At the age of 39, in the middle of a divorce and with a generous severance package from her former employer, Levi Strauss, Cheryl did just that. She went to Paris at first and spent time enjoying the city and culture. After a few months, she returned to the Americas and to the colonial town of San Miguel de Allende, Mexico.
Cheryl had heard people talk about San Miguel, and it lived up to its reputation. The town enchanted her, with its beautiful colonial architecture, bohemian vibe, temperate weather, and large community of artists.
As her severance dwindled, Cheryl focused on using her marketing savvy to create a product she could sell. She hit on woven plastic bags, manufactured to her design by inmates of a local prison. The bags were sold in trendy California stores that Cheryl knew from her marketing days.

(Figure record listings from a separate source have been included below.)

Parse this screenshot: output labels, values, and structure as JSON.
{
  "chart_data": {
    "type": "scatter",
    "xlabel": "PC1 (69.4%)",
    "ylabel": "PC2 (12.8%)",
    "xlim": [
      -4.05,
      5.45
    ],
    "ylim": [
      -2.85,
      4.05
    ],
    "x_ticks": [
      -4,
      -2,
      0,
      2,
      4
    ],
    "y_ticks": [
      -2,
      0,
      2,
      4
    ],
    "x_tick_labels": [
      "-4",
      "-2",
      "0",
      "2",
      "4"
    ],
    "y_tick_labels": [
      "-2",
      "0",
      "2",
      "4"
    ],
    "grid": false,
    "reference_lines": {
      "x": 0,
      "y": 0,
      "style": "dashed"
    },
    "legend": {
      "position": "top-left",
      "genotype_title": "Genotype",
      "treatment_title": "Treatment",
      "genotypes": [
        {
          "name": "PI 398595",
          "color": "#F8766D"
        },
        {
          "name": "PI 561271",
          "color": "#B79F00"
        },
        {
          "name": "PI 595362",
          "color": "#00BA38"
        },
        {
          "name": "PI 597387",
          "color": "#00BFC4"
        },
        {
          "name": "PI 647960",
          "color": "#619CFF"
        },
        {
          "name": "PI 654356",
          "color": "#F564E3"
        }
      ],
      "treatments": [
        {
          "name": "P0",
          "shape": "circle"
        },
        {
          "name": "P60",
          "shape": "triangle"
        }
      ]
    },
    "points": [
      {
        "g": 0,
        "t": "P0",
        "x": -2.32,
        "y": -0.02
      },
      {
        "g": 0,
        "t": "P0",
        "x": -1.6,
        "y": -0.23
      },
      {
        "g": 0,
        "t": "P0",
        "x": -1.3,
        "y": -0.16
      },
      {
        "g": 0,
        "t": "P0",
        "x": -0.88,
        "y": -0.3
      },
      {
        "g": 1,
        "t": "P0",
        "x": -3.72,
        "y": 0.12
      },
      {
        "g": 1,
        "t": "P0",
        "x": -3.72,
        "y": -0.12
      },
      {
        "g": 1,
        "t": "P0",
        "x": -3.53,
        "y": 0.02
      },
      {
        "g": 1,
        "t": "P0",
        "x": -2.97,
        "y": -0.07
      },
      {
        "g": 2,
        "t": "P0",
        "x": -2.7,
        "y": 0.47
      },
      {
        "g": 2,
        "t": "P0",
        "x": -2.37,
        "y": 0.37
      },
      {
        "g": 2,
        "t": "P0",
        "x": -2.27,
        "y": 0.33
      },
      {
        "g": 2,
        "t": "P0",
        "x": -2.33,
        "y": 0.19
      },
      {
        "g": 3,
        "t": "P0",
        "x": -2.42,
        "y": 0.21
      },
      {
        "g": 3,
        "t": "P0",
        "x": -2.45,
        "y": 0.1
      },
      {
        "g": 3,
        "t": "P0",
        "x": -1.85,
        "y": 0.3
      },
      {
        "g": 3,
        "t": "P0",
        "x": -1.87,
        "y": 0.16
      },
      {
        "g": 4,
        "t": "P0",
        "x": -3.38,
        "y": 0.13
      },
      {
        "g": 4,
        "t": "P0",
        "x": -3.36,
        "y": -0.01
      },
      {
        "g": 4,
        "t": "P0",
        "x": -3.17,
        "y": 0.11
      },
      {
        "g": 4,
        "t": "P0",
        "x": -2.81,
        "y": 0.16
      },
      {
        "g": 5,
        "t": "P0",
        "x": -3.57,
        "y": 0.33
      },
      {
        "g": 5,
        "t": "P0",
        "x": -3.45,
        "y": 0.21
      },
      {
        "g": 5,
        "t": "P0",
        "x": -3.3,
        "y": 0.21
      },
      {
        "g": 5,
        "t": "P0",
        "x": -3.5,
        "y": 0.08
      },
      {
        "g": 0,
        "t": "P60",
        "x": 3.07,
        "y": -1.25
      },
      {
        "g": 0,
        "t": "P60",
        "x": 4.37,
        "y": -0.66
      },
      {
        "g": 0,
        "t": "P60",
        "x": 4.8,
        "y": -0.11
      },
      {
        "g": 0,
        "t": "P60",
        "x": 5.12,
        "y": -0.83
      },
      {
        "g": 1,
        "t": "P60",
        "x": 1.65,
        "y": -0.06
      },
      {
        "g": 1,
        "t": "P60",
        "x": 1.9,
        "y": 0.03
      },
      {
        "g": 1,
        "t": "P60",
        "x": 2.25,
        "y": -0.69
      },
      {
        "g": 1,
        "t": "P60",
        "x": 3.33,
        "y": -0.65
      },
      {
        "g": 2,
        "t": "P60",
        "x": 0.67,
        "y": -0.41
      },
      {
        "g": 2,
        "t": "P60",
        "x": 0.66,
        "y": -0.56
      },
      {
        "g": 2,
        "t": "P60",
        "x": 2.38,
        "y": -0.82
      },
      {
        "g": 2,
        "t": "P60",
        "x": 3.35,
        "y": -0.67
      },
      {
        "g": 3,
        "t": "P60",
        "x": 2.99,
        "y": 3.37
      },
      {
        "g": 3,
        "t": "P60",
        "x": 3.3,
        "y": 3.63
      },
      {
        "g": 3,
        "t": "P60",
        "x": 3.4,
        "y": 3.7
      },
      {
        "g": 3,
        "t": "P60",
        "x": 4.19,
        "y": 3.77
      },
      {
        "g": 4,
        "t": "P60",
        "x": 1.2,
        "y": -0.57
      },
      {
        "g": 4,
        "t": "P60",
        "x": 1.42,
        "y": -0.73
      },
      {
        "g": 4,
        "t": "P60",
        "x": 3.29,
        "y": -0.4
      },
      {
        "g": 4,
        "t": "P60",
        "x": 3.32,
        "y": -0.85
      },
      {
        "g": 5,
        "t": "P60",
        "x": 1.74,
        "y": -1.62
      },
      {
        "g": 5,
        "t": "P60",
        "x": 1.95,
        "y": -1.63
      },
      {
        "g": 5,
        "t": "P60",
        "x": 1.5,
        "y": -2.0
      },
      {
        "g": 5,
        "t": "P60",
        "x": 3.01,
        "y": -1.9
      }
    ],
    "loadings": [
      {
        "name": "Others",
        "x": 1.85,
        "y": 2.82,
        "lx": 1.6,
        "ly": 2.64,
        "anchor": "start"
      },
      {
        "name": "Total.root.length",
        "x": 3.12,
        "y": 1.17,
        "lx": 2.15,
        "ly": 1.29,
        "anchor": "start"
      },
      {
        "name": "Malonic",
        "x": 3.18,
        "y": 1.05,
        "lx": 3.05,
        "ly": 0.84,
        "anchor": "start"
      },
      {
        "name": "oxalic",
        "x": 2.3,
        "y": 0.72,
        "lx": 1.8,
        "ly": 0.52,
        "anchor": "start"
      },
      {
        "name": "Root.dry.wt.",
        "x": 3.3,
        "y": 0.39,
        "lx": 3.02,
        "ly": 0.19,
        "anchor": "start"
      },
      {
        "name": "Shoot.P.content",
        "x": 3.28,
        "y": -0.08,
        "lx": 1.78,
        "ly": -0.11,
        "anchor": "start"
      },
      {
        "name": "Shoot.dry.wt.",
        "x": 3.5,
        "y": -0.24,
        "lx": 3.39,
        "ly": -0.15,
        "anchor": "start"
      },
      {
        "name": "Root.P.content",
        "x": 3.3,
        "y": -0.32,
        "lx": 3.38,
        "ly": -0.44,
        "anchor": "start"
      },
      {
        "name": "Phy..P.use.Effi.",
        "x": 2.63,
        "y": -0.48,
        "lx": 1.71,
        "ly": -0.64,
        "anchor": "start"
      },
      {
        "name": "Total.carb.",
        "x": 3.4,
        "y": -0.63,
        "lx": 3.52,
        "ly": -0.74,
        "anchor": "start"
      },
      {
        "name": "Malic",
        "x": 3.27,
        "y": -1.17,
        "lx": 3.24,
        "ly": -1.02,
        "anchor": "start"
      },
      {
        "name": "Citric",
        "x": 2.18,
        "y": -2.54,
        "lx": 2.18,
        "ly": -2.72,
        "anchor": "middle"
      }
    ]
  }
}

Each bag had a ring attached that could be used as a key chain. And while the bags sold well, some stores asked if they could have key chains separate from the bags. What marketer would say no?

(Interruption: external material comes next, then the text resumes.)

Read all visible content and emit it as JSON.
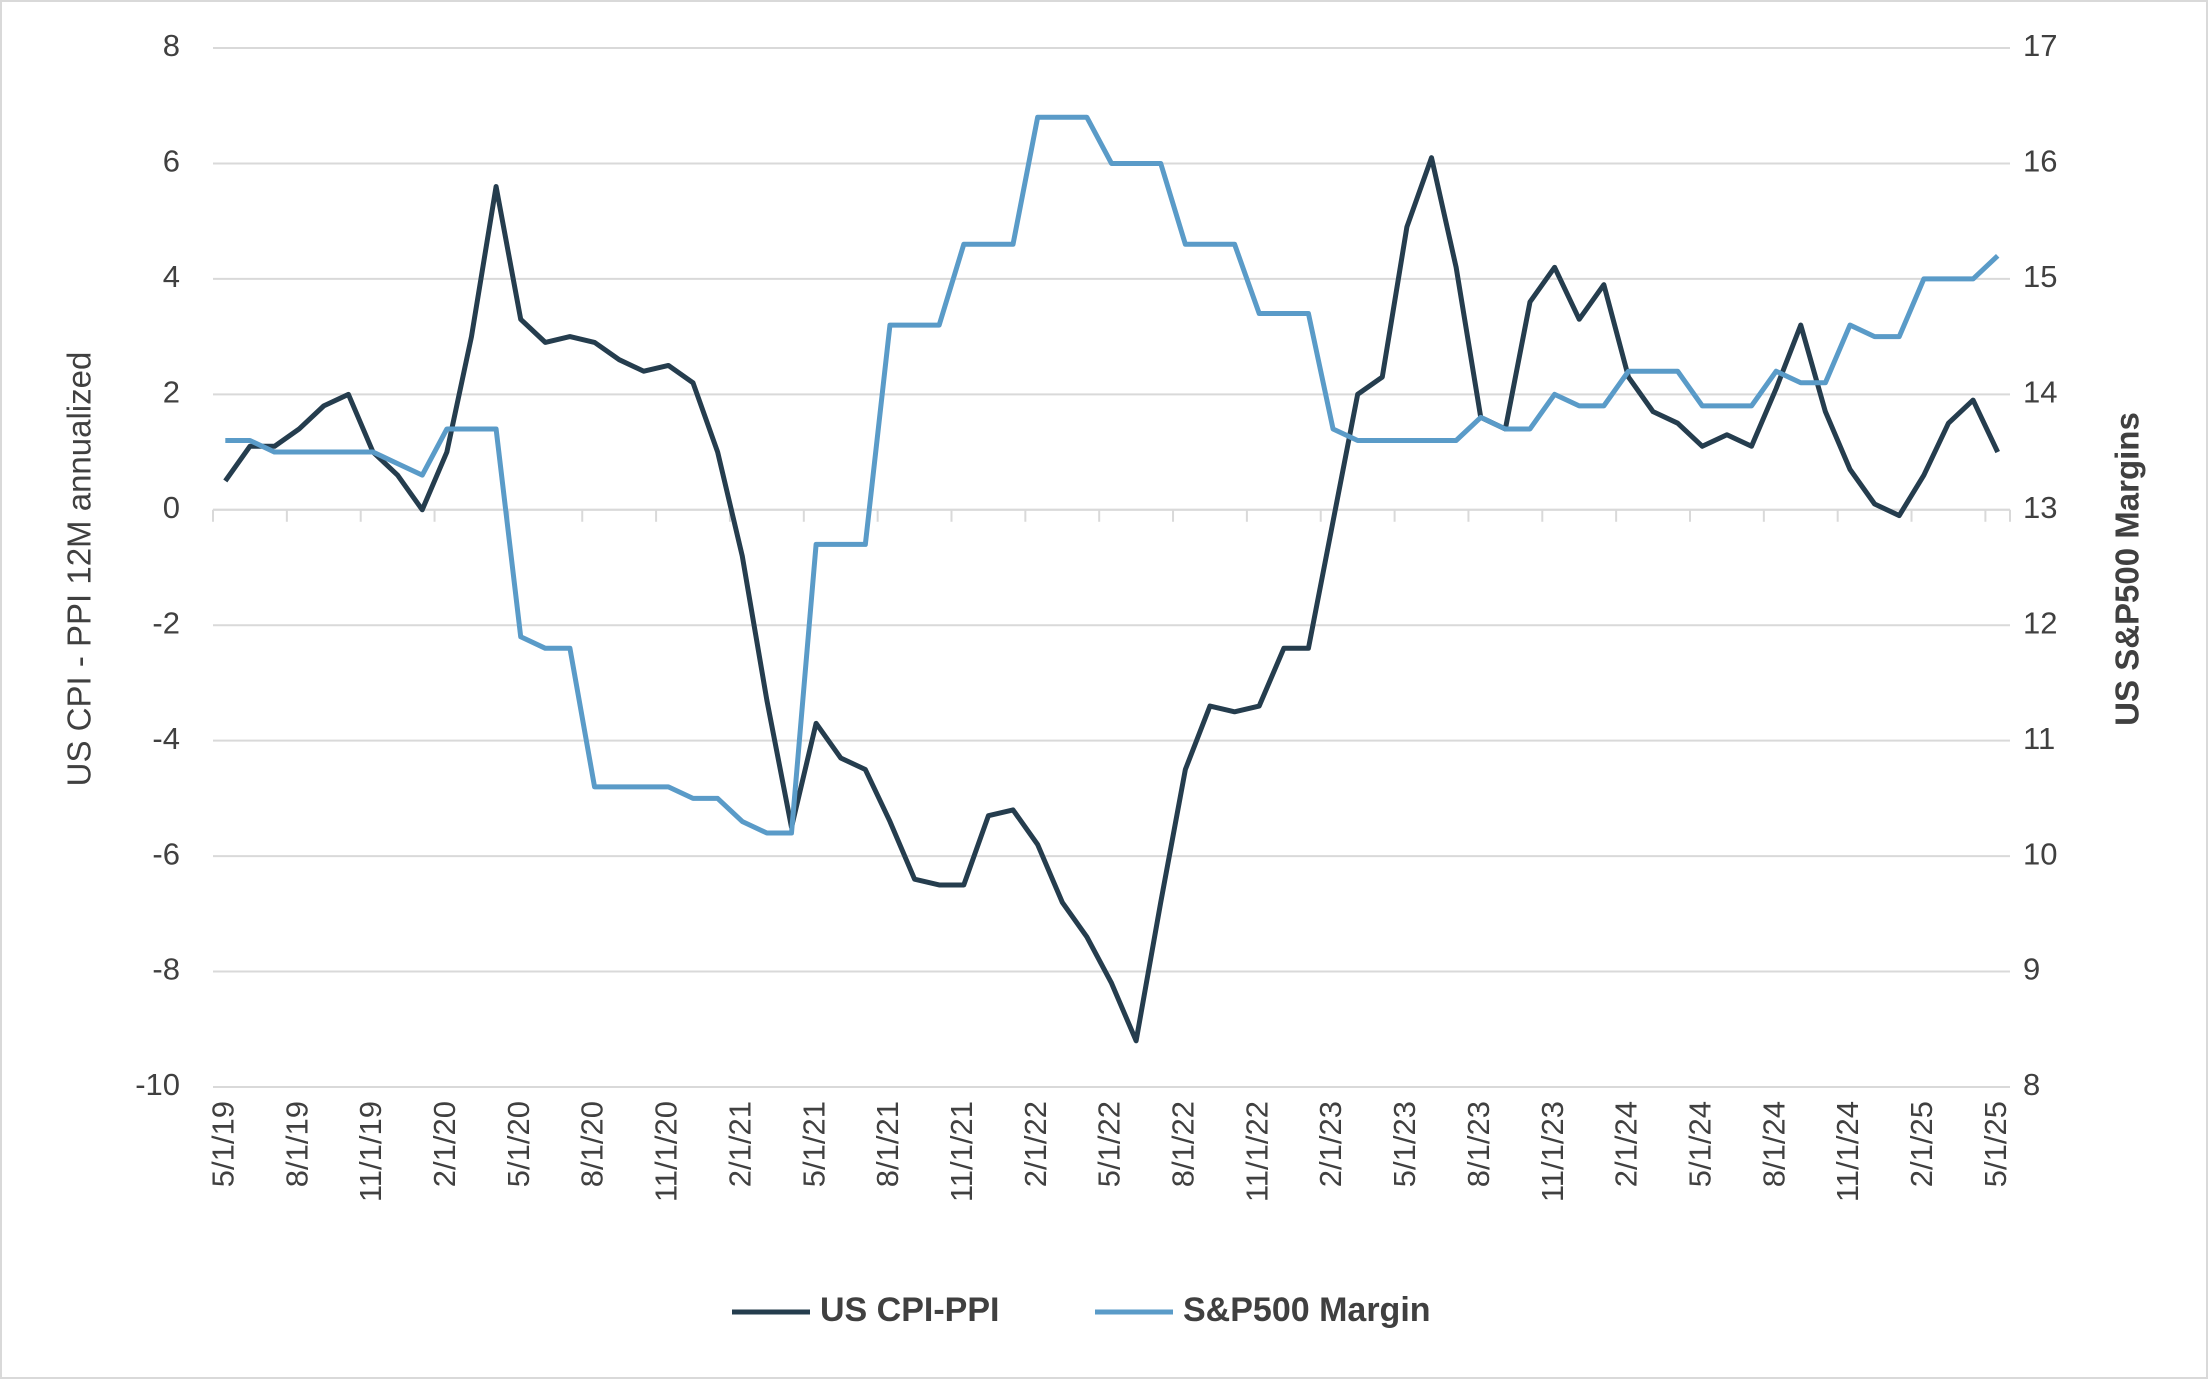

So Cheryl designed special key chains that incorporated religious iconography she saw around her in San Miguel, such as the Virgin of Guadalupe, Mexico’s most popular religious and cultural image. Handmade by local artisans, the key chains sold like proverbial hot cakes, and Cheryl knew she was onto something.
Importantly, Cheryl—who studied business at Loyola University in Chicago—never designed or actually made jewelry herself. She had no training, formal or otherwise, in art or jewelry design. But she “always had a sixth sense about style and design,” she says.

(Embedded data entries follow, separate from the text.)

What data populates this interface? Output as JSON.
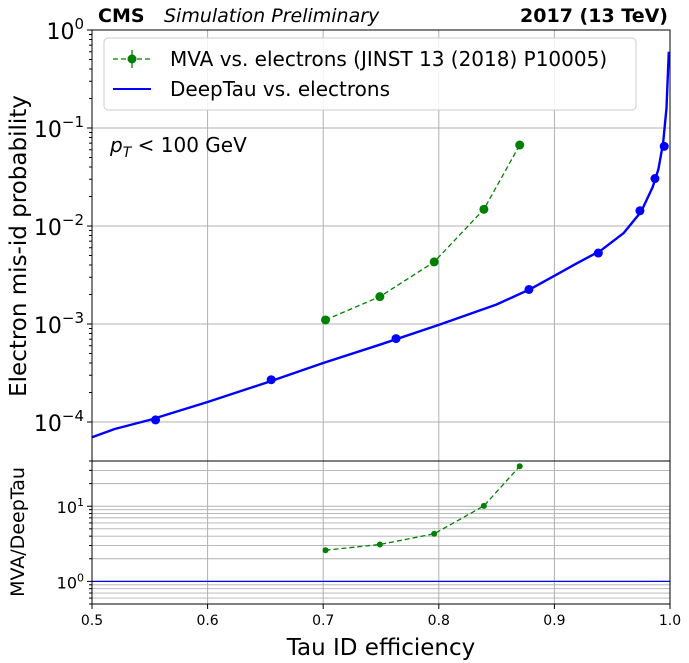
{
  "header": {
    "experiment": "CMS",
    "status": "Simulation Preliminary",
    "energy": "2017 (13 TeV)"
  },
  "annotation": {
    "var": "p",
    "sub": "T",
    "rest": " < 100 GeV"
  },
  "colors": {
    "mva": "#008000",
    "deeptau": "#0000ff",
    "grid": "#b0b0b0"
  },
  "chart_data": [
    {
      "type": "line",
      "xlabel": "",
      "ylabel": "Electron mis-id probability",
      "xlim": [
        0.5,
        1.0
      ],
      "ylim": [
        4e-05,
        1.0
      ],
      "yscale": "log",
      "grid": true,
      "legend_placement": "top-left",
      "y_ticks": [
        {
          "value": 0.0001,
          "base": "10",
          "exp": "−4"
        },
        {
          "value": 0.001,
          "base": "10",
          "exp": "−3"
        },
        {
          "value": 0.01,
          "base": "10",
          "exp": "−2"
        },
        {
          "value": 0.1,
          "base": "10",
          "exp": "−1"
        },
        {
          "value": 1.0,
          "base": "10",
          "exp": "0"
        }
      ],
      "series": [
        {
          "name": "MVA vs. electrons (JINST 13 (2018) P10005)",
          "style": "dashed-markers",
          "x": [
            0.702,
            0.749,
            0.796,
            0.839,
            0.87
          ],
          "y": [
            0.0011,
            0.0019,
            0.0043,
            0.0148,
            0.067
          ]
        },
        {
          "name": "DeepTau vs. electrons",
          "style": "solid",
          "x": [
            0.5,
            0.52,
            0.55,
            0.6,
            0.65,
            0.7,
            0.75,
            0.8,
            0.85,
            0.88,
            0.9,
            0.92,
            0.94,
            0.96,
            0.975,
            0.985,
            0.99,
            0.994,
            0.997,
            0.999
          ],
          "y": [
            7e-05,
            8.5e-05,
            0.000105,
            0.00016,
            0.00025,
            0.0004,
            0.00062,
            0.00098,
            0.00158,
            0.0023,
            0.0031,
            0.0042,
            0.0056,
            0.0085,
            0.014,
            0.025,
            0.038,
            0.07,
            0.16,
            0.6
          ]
        },
        {
          "name": "",
          "style": "markers",
          "x": [
            0.555,
            0.655,
            0.763,
            0.878,
            0.938,
            0.974,
            0.987,
            0.995
          ],
          "y": [
            0.000105,
            0.00027,
            0.00071,
            0.00225,
            0.0053,
            0.0143,
            0.0305,
            0.065
          ]
        }
      ]
    },
    {
      "type": "line",
      "xlabel": "Tau ID efficiency",
      "ylabel": "MVA/DeepTau",
      "xlim": [
        0.5,
        1.0
      ],
      "ylim": [
        0.5,
        40
      ],
      "yscale": "log",
      "grid": true,
      "x_ticks": [
        "0.5",
        "0.6",
        "0.7",
        "0.8",
        "0.9",
        "1.0"
      ],
      "y_ticks": [
        {
          "value": 1,
          "base": "10",
          "exp": "0"
        },
        {
          "value": 10,
          "base": "10",
          "exp": "1"
        }
      ],
      "reference_line": 1,
      "series": [
        {
          "name": "",
          "style": "dashed-markers",
          "x": [
            0.702,
            0.749,
            0.796,
            0.839,
            0.87
          ],
          "y": [
            2.6,
            3.1,
            4.3,
            10.1,
            34.0
          ]
        }
      ]
    }
  ]
}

An early mark of Cheryl’s jewelry was that each piece had a story based on her research of religious symbols and her sense of humor. For example, a piece that features Adam and Eve and the apple has a hang tag that says, “They always look better than they taste.”
Story lines gave the pieces a personality and sense of fun. As Cheryl notes, “Who else was doing cool key chains? Tiffany—and they’re not fun.” She insists on fun, and it shows. For example, “We do crazy things, like buy expensive Swarovski crystals, smash them and embed them in resin. Nobody does that, but it’s the only way to get the look I wanted.”
The climate of fun at Virgins, Saints and Angels—the corporate name that came to Cheryl one day—turns deadly serious when quality is involved.
Other companies, she notes, advertise “hand-made” pieces. “What they really mean is hand-polished,” she says. “Our pieces really are completely hand-made by 60 wonderful San Miguel artisans. For example, our belt buckles start as a flat piece of metal. It takes four weeks of intricate handwork by many people to create the finished buckle.”
Evidently customers have noticed, because they enthusiastically pay more than $60 for key chains, $200 for earrings and $400 for belt buckles in the exclusive shops that sell Virgins, Saints and Angels in the United States and 12 other countries. Cheryl’s enthusiastic customers include fashion-leading celebrities like David Beckham, Miley Cyrus, John Galliano, Lindsay Lohan, Madonna, and Maria Shriver.
Not only does Virgins, Saints and Angels have a celebrity following, its designs have attracted the attention of the Council of Fashion Designers of America. This is a nonprofit trade association of North American designers of fashion and accessories, with an exclusive group of about 370 designers who must be voted into membership.
But Cheryl also credits San Miguel de Allende for her success. “The religious symbolism gave me inspiration,” she says. Also, the artisans “are excellent, wonderful to work with, and they know how to think outside the box. Anything you can draw, they can make. Without them, I really don’t know if you could do this.”
And the low cost of living helps, Cheryl says. “Here, I can live very well on $1,500 a month. You cannot do that in the States.”
But Cheryl has noticed one downside to life in San Miguel de Allende: “Our guests don’t ever want to leave.”